Anyway, I think this project is really cool, francescopace. Many have asked for TOMMY to be open-sourced, so that's definitely something you're going to have success with. I wish you all the best!
- Mike
One of our goals(abandoned) was to also extend to wifi routers, so I am excited to see continued interest in this space!
https://www.sensorsportal.com/HTML/ST_JOURNAL/PDF_Files/P_32...
Also, I use an ebay purchased ruckus router designed for commercial settings. Will the stronger signal and beam forming from the router provide better or worse performance, or is that mainly down to the esp32?
It cannot ignore cats or prioritize size over speed directly on the device, but ESPectre's architecture is designed to enable this kind of advanced classification externally.
It collects a rich set of pre-processed features (spatial turbulence, entropy, etc.) and transmits them via MQTT.
Any external server (like a Home Assistant add-on or a dedicated Python script) can use these features as the input for a trained ML model to perform classification (e.g., Cat vs. Human vs. Fall detection vs. Gesture detection).
Regardin Ruckus Router / Beamforming: for CSI sensing, stability is generally more important than raw power. I recommend starting by disabling beamforming or reducing the power output if you experience poor motion sensitivity, as the stability of the ESP32 receiver is often the bottleneck.
- It monitors CSI from that specific node (the one it's associated with)
- If the ESP32 roams to a different mesh node, it will start monitoring CSI from the new node
The system doesn't care about the router's internal mesh topology, it just needs a stable connection to receive CSI data from the associated access point.
So you might have an ESP32 placed across the room from one mesh node to monitor that particular room.

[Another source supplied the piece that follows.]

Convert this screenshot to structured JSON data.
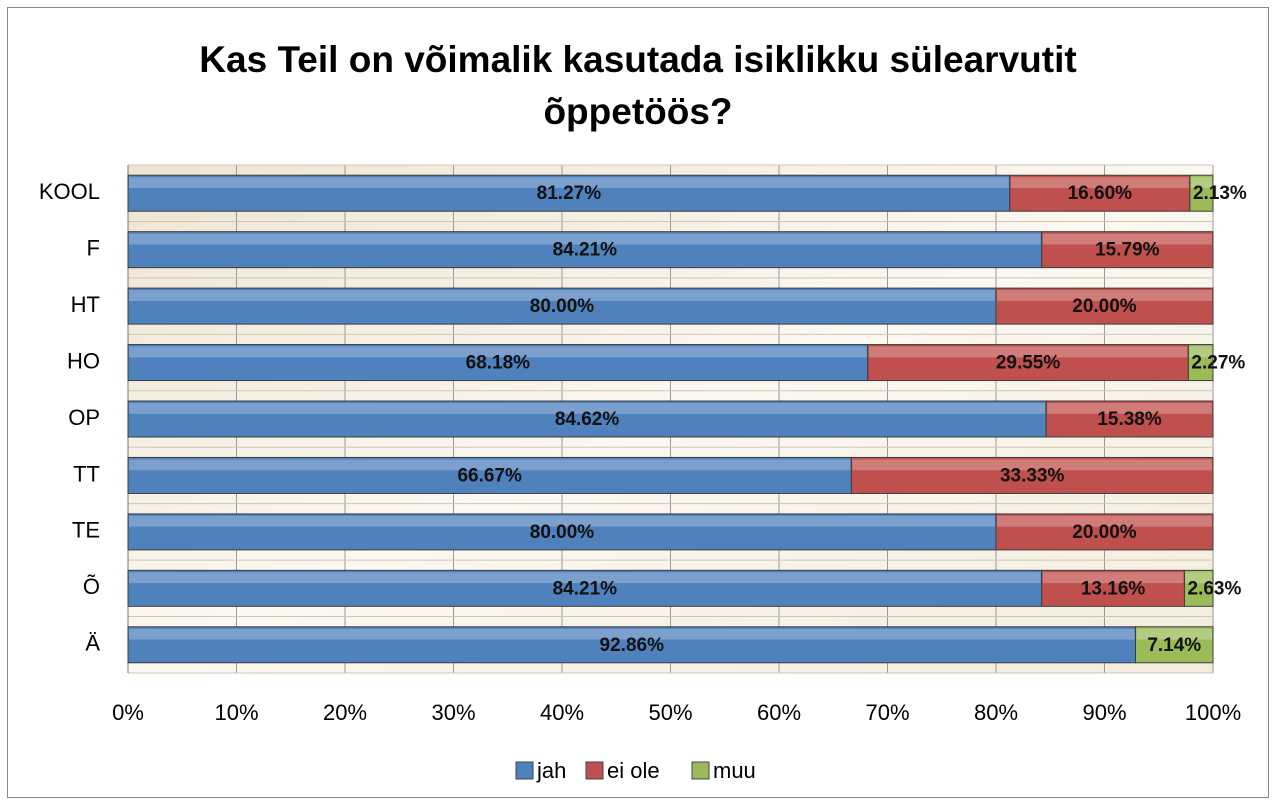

But if that ESP32 roams to, say, the mesh node on the floor above it, it's going to monitoring a much less useful space - just the vertical space between itself and the mesh node on the floor above.
Am I envisioning this correctly? I'm thinking its a problem for systems like eero, where you can't lock a device to a particular mesh node.
But you are absolutely right that, in theory, misuse of this technology could reveal certain behavioral patterns that might lead to identification.
However, it can also be extremely useful for safety purposes, for example, detecting people during a house fire or an earthquake.